Observation: Turnagain

Location: Tincan Common

Route & General Observations

Standard uptick to Tincan Common (3300′)

Red Flags
Red flags are simple visual clues that are a sign of potential avalanche danger. Please record any sign of red flags below.
Obvious signs of instability
Recent Avalanches?Yes
Collapsing (Whumphing)?No
Cracking (Shooting cracks)?No
Observer Comments

Small slab and loose snow avalanches below small corniced ridge w/ active wind transport on lower CFR ridge (see photo below). This activity looked like it only involved a few inches of surface snow.

Runout for a small avalanche observed across valley within a cross loaded feature on Seattle Ridge; we couldn't see the start zone, but this appeared to be natural activity.

Moderate snow transport - with short periods of intense - throughout the day on high neighboring peaks and ridge lines. This included periods of growth for the very impressive Hippy Bowl cornice! Light w/ occasional moderate periods of snow transport on ridges just above treeline.

Weather & Snow Characteristics
Please provide details to help us determine the weather and snowpack during the time this observation took place.

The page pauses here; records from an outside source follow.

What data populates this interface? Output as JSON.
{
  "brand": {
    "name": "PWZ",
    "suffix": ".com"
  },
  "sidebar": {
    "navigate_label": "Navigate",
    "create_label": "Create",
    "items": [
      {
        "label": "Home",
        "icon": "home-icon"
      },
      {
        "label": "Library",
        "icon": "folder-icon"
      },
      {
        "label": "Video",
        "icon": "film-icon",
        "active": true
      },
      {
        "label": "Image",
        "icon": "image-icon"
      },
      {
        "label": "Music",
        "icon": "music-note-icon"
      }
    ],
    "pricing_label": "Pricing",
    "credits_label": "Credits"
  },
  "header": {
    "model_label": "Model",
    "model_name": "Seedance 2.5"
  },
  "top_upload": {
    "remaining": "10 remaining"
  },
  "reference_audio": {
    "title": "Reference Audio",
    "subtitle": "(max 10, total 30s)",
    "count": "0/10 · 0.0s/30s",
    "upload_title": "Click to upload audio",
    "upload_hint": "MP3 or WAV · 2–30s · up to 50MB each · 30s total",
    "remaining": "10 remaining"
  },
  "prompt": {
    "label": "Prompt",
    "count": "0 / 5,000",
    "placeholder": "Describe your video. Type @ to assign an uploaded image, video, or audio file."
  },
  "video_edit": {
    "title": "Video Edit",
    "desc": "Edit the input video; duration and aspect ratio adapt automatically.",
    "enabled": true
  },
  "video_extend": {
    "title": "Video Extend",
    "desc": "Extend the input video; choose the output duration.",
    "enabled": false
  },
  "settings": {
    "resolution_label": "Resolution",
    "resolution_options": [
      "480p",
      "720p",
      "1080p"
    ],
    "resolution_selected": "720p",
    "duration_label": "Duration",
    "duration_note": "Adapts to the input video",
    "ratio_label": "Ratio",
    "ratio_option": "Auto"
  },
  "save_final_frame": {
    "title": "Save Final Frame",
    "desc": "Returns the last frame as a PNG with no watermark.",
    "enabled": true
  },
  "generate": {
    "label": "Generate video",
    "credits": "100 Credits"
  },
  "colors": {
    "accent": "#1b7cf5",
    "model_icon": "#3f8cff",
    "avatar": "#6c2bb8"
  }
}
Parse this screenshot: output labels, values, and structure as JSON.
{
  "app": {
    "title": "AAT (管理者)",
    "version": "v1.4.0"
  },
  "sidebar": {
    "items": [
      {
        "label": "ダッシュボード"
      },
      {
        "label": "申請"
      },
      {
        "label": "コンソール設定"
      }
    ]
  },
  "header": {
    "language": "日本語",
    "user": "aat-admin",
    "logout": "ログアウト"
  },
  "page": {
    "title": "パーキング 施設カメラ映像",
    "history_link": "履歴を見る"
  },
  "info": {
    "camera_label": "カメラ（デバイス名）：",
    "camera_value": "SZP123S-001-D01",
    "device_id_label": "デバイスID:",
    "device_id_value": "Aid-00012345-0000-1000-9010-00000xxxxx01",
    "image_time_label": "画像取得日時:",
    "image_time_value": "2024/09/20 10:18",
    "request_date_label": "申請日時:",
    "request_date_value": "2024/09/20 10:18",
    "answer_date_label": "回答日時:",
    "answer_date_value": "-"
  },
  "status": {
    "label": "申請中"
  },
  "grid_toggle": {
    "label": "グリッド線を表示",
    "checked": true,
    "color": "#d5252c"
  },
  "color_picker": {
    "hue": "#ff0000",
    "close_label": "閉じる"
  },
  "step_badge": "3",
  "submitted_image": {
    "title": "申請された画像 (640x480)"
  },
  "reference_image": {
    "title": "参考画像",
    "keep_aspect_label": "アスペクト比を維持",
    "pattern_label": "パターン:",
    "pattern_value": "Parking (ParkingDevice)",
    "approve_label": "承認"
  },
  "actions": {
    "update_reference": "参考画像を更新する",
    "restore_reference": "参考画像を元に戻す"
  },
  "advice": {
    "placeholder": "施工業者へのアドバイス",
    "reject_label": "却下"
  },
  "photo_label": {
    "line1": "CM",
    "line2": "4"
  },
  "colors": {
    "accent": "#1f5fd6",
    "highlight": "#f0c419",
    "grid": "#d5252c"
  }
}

Warm with periods of light snow. Snow/rain line was 800' at 10 AM and 4:30 PM.
Surprising broken skies in the AM! .... transitioning to obscured in the early afternoon.
Below treeline, variable light winds throughout the day, coming from the North, East, and occasionally South.
Above treeline, light North to East winds with occasional moderate gusts on the Tincan Common high point.

Snow surface

Wind affected, dense surface snow above 2000' in non-treed areas. Ski penetration of 6" at the parking lot, decreasing with elevation to 1-4" above treeline. The surface snow was denser by the end of the day, with a moist snow surface below 1200'


As pictured below, Tincan common bowl clearly got wind overnight, with nearly all ski tracks covered up from days prior. By the late afternoon most of Common Bowl had been skied, with no apparent avalanche activity.

While the winds changed surface conditions, slabs weren't firm today along the route, with fist+ to four finger snow being common for the top layer of snow in wind affected locations. Hand shear tests where snow had seen wind affect would fail with moderate force about 10-14" from the surface, but with an uneven, non-planar break.

See below for pit results and structure in Hippy Bowl, dug about 100' below ridgeline. Probing from 3100' to the pit location generally found height of snow from 280cm to deeper than my 320cm probe, with some occasional shallow areas. The New Years Crust was generally 120 - 150cm from the surface; pit location was chosen as it was 95cm from the surface.